Georges, Frédéric Dentzel

1755 - 1828

Informations générales
  • Né le 25 juillet 1755 à Durkeim (Allemagne)
  • Décédé le 7 mai 1828 à Versailles (Yvelines - France)

Mandats à l'Assemblée nationale ou à la Chambre des députés

Régime politique
Révolution
Législature
Convention nationale
Mandat
Du 5 septembre 1792 au 26 octobre 1795
Département
Bas-Rhin

Biographies

Biographie extraite du dictionnaire des parlementaires français de 1789 à 1889 (Adolphe Robert et Gaston Cougny)

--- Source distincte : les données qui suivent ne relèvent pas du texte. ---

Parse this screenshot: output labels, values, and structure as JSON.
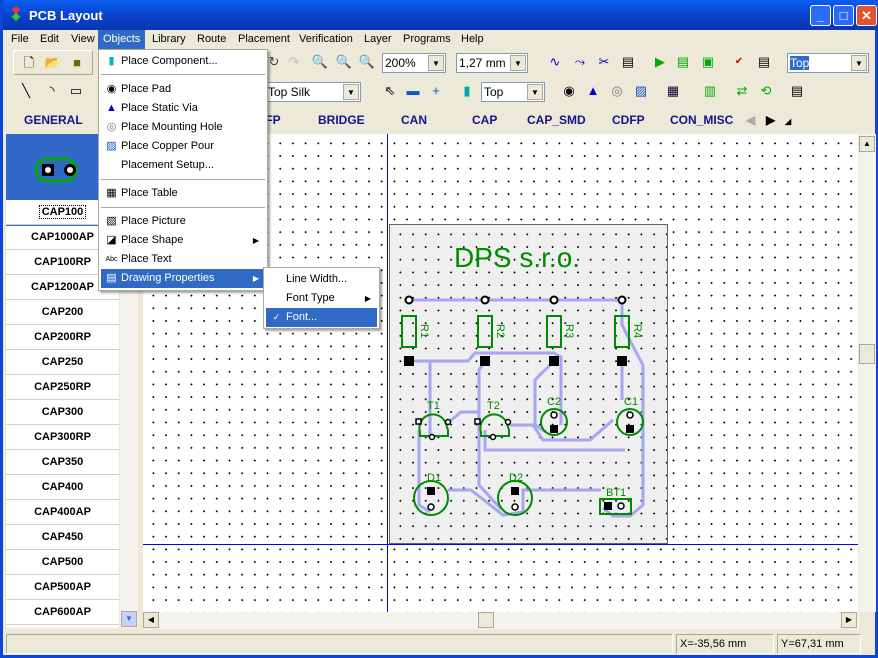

Membre de la Convention et député au Conseil des Anciens, né à Durkeim (Allemagne), le 25 juillet 1755, mort à Versailles (Seine-et-Oise) le 7 mai 1828, il était fils d'un boulanger, et appartenait à la religion luthérienne. Son père lui fit faire ses études à Iéna; Dentzel devint pasteur protestant, entra, comme aumônier du régiment des Deux-ponts, au service de la France (1774), et suivit ce régiment en Amérique lors de la guerre de l'indépendance. A son retour, il fut nommé pasteur à Landau, (1783). Il se qualifiait « citoyen de Landau, » lorsqu'il fut élu, le 5 septembre 1792, membre de la Convention, par le département du Bas-Rhin le 4e sur 9, avec 282 voix sur 552 votants. Il était en mission dans les départements du Bas-Rhin et de la Moselle lors du jugement de Louis XVI; il se fit nommer adjoint aux adjudants-généraux de l'armée du Rhin, et, au moment du siège de Landau, qu'il sauva, destitua ou fit arrêter les officiers supérieurs, et prit le commandement en chef de la place. Mais ces actes arbitraires donnèrent lieu à de vives accusations; il fut arrêté à son tour, et ne fut remis en liberté qu'après le 9 thermidor. Il rentra alors à la Convention, devint secrétaire de l'Assemblée (3 août 1795), et fut envoyé dans la Manche, pour mettre fin au régime de la Terreur. Elu, le 4 brumaire an IV, comme ex-conventionnel, au Conseil des Anciens, et réélu, au même Conseil, le 24 germinal an VI, par le département du Bas-Rhin, il fit décider la création des légions des Francs du Nord, italique et polonaise, et parla contre les députés qui défendaient les Chouans dans l'assemblée. En l'an X, il embrassa la carrière militaire et fut nommé adjudant général chef de brigade, fit la campagne de Prusse (1806) comme attaché à l'état-major, et montra beaucoup d'humanité tant dans les échanges de prisonniers que dans son administration en pays conquis. Créé baron de l'Empire, le 29 juin 1808, il reçut de l'empereur de Russie le titre de commandeur de Sainte-Anne, et, de la ville de Vienne, où il avait commandé, une médaille d'or. Nommé maréchal de camp, le 3 avril 1814, il se rallia aux Bourbons, reçut la croix de Saint-Louis le 21 août 1814, et fut mis à la retraite en 1815.